This cover of the June 1942 issue of The Gregg Writer shows Yeoman C. David Rohrer writing Gregg Shorthand blindfolded on a blackboard. As written in the editorial,
'You've seen him before -- our blue-jacket on the cover. You have, that is, if you were reading the GREGG WRITER back in April 1941, when C. David Rohrer was introduced by Mr. Bowle as one of the winners of our Diamond Medal, awarded those enterprising Greggites who are able to write 200 words a minute on solid matter dictation.
With that speed at his command, Yeoman Rohrer (yes, he too is now in the Navy) was bale to write 160 words a minute blindfolded, at a demonstration he gave for the University of Toledo students on March 27. The day before, he was on the air over Station WTOL (Toledo) in the "Navy on the Air" program, writing a typical business letter at 120 words a minute to illustrate the maximum speed achieved by students in most business colleges; also a "take" at 220 on Congressional Record material. During this broadcast, a highly sensitive instrument was placed near his writing hand and the sound of his pen as it moved rapidly across the paper was brought quite clearly to the listeners' ears!

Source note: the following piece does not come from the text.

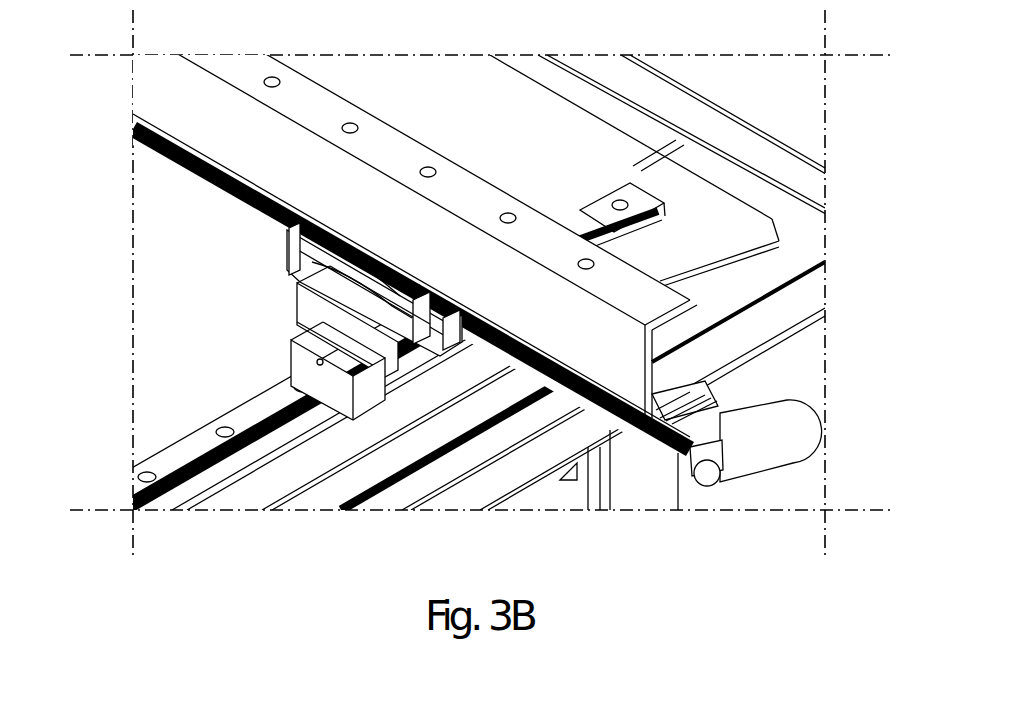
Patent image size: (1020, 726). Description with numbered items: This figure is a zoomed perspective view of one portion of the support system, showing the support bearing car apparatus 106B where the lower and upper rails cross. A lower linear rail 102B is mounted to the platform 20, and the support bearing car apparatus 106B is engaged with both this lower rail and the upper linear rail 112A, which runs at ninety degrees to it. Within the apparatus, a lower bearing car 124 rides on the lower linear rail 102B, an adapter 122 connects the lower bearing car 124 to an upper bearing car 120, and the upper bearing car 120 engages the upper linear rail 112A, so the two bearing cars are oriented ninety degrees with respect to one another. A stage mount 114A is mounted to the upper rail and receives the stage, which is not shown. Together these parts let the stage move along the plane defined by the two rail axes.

Perhaps that is what sent a photographer from the Toledo Blade over to the University for the blindfold test the next day. The paper carried an account of the demonstrations, and the photograph. They have been good enough to lend it to us for our June cover. And what should come along with the letter of permission but a year's subscription to the magazine from Editor Patterson's secretary, who had seen the magazines we had sent with our request! We believe that is something "unique" for subscription campaigners. So double thanks is going Toledoward -- to Mr. Patterson and Miss Evans both. Glad to have her join our circle of readers!'
There was no TV in those days, so no chance of having a video of him performing the blindfolded feat -- we only have a picture -- but I bet that at least listening to him writing on the radio must have been fascinating.